Where Dark Forces perhaps does not work for me is its level design. It does an amazing job of replicating the feel of the films, especially the first couple, where mazes of featureless, confusing corridors are the norm, however that does not necessarily make for a fun time in a videogame. They do the job, but this is not a game that you’re going to hold up as an example of how to build level architecture.
The story also hits some great beats, great enough that after Disney excised much of the wider narrative told in the “extended universe” bits of Dark Forces have crept back in. Kyle starts the game stealing the Death Star plans, an idea solid enough that they later decided to build an entire film around the premise. It’s actually a clever conceit as an opening level, as it instantly ties you into the established narrative of the films, and sells you on the idea that everything going forward must be at least as important. The main plot revolves around foiling the Empire’s plan to deploy robotic “Dark Troopers”, a plot recently restored by the Star Wars TV shows, and sees you shooting your way through various parts of the underbelly of the Star Wars universe.

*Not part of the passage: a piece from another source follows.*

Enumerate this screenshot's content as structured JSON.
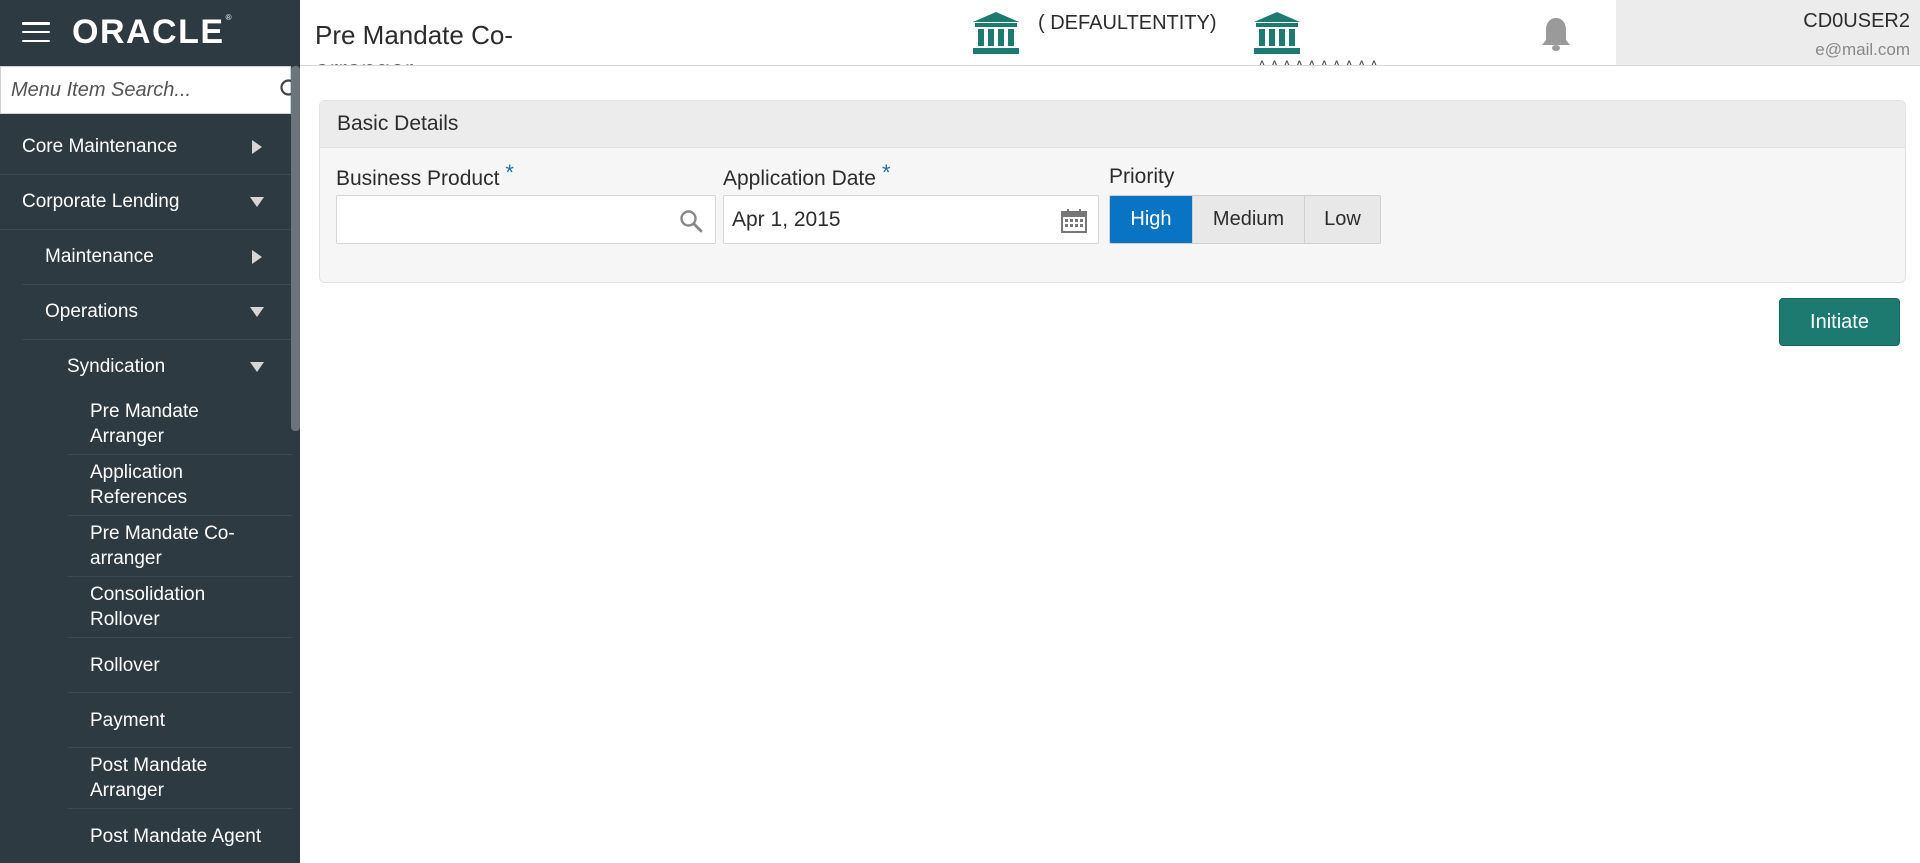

Kyle Katarn’s adventures would continue in a handful of confusingly titled sequels, although the general tone of the games shifted considerably. Jedi Knight: Dark Forces II was part first-person shooter, part third-person action game, and saw Kyle awakening to the Force and wielding a lightsaber for the majority of the gameplay. That game’s story was told through FMV cutscenes, essentially being the first piece of live-action Star Wars media since Return of the Jedi. Jedi Knight II: Jedi Outcast and Jedi Knight: Jedi Academy are good games in their own right, but drift a very long way from the tone and gameplay of Dark Forces.
Ultimately Dark Forces is a relic of both a very different period of PC gaming, and a pivotal era of Star Wars media. It might be a challenge to play if you’re not approaching it through nostalgia goggles, but I maintain that it is one of the best expansions of the world presented in George Lucas’ original trilogy of films.
I remember that as a kid Star Wars games seemed like they would always be a good time, even just because you could swing a lightsaber around; unfortunately I think the prequel films introduced a glut of shovelware into the mix, which kind of diluted things. I've spent so much time on games like Rogue Squadron that used that extended universe (which sadly isn't canon anymore), and I appreciate it for what it was.